The main motive for the RAN Intelligent Controller (RIC) is to bring software-defined controllability to RAN to increase system performance as on the path towards 5G, with network densification, and availability of different types of spectrum bands, it is increasingly a more difficult task to optimally allocate radio resources, implement handovers, manage interference, balance load between cells, etc.
The current radio resource management (RRM) control is distributed across the sites is not optimal and this can be achieved by decoupling the associated intelligence from the underlying hardware and protocol stack.
So we can say that We need bring more intelligence to the RAN domain
Now let’s see the 3GPP RAN split options that are selected by O-RAN Alliance to disaggregate the RAN functions into disaggregated components.
O-RAN describes the RU (called O-RU) as the logical node hosting Low-PHY layer and RF processing (e.g split option 7.2), the DU (called O-DU) as the logical node hosting RLC, MAC, and High-PHY layers (e.g split option 2), and the CU (called O-CU) as the logical node hosting RRC, PDCP, and SDAP layers.
And here we can see how the protocol stack is splitted between the disaggregated nodes (O-CU, O-DU, and O-RU) on the two splits Option 7.2 and Option 2 as below.
In the disaggregated RAN architecture, the RRM functions reside in the CU (in the RRC layer in the RAN protocol stack), and in the RU (in the MAC layer in the RAN protocol stack).

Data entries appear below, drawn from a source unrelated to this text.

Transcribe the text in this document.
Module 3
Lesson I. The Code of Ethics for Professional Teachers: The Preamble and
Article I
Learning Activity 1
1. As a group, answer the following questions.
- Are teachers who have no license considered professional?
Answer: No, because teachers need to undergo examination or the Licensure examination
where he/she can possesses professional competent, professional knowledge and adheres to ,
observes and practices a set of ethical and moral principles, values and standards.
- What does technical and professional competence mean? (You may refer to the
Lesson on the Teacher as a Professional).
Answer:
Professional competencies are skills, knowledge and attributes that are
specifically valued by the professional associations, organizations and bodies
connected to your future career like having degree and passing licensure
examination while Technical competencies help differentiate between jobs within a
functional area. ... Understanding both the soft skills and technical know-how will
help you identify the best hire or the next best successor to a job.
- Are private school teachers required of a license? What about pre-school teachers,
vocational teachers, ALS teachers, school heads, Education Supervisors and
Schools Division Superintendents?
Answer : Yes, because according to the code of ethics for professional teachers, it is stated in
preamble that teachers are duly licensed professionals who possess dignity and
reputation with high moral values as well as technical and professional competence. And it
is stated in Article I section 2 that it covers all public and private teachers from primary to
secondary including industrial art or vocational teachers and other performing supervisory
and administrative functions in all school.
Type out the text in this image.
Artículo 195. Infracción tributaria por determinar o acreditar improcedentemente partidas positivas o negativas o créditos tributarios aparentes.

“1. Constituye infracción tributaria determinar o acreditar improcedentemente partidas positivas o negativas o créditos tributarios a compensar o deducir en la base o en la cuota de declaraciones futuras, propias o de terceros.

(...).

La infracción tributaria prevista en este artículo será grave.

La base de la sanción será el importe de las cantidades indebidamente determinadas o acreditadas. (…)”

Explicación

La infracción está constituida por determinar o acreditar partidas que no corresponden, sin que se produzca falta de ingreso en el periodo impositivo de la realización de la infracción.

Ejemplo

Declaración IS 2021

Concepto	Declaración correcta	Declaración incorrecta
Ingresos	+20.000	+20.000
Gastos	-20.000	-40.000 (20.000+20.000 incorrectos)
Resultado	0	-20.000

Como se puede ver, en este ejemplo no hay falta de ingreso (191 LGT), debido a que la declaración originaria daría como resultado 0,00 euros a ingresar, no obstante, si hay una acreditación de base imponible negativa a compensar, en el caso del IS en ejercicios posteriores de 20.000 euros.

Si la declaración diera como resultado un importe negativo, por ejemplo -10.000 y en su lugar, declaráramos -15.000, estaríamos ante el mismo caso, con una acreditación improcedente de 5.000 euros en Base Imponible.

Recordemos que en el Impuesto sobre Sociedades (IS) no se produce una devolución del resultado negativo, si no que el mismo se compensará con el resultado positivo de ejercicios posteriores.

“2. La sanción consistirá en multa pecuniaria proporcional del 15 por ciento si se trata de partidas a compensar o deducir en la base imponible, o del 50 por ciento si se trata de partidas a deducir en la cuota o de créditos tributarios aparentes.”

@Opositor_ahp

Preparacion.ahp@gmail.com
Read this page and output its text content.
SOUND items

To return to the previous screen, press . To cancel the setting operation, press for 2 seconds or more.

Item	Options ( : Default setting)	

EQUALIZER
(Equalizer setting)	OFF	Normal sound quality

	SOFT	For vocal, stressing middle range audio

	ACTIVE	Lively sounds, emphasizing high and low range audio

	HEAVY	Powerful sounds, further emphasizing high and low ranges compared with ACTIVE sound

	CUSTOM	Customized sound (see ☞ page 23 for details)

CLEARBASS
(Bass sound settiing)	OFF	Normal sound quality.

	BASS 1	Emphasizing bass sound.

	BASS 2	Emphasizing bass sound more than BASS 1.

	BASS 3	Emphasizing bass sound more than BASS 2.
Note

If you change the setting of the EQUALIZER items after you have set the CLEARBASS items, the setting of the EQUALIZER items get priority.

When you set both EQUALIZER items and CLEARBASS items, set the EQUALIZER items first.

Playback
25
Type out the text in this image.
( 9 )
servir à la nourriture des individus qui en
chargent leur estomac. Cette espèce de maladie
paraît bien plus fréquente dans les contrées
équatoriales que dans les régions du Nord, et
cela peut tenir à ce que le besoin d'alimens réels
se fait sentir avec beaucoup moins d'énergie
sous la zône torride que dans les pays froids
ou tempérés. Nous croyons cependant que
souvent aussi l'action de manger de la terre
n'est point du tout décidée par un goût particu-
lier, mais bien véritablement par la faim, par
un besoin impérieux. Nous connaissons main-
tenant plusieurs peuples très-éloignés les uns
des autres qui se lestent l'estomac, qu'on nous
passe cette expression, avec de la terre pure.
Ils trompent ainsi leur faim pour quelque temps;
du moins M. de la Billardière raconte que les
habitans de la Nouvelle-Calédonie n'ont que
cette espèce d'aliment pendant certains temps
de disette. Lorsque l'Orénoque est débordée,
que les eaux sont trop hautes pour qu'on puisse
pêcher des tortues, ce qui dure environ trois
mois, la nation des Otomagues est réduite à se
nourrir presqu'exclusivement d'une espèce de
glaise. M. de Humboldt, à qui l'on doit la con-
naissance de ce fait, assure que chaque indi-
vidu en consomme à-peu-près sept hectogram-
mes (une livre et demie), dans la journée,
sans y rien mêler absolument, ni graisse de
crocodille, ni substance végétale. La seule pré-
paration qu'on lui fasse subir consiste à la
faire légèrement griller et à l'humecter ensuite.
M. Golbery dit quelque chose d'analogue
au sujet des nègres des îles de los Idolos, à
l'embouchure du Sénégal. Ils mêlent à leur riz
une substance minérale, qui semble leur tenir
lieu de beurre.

Then, the decoupling of the RRM intelligence from the underlying stack software effectively requires:
- Disaggregating the CU into CU-U and CU-C.
- Clearly defining open interfaces between CU-C and CU-U, DU, and RU.
- Logically centralizing the RRM intelligence to run on a RAN-optimized SDN controller, called RAN Intelligent Controller (RIC).
As per ONF, The corresponding architecture that allows for software-defined RAN control is illustrated in the below figure
The main benefits of RIC
- Democratization of the innovation within the RAN: The control plane – user plane separation and open, clearly-defined interfaces between the disaggregated RAN components as well as between the RAN control and associated control applications, allow for innovative, third party control solutions to be rapidly deployed regardless of which vendors have provided the underlying hardware and software solution.
- Holistic control of Radio Resource Management: Software-defined control of RAN will allow for logically centralized (within limited-geography) control of radio resource management. Then, for a given active user, using innovative control applications, operators are empowered to conduct a dynamic selection of any radio beam within reach across all network technologies, antenna points, and sites using a global view that minimizes interference, and thus maximizes observed user quality of experience.
This can be achieved by applying carrier aggregation, dual connectivity, coordinated multi-point transmission as well as the selection of MIMO and beamforming schemes using a global view of the wireless network.
- Use-Case Based Management of the RAN: Software-defined RAN control will allow for the integration of performance-based decisions with policy-based constraints, with such constraints to be dynamically set, based on use cases, geographies, or operator decisions.
Conclusion
With the explosive ongoing demand in mobile connectivity via an ever-increasing diversity of end devices for a wide variety of use cases each with vastly different demands, the mobile network, including the RAN needs to be open, disaggregated, virtualized, software-defined controllable, and should operate using cloud principles. 3GPP and O-RAN collectively provide the interoperability specifications for this vision.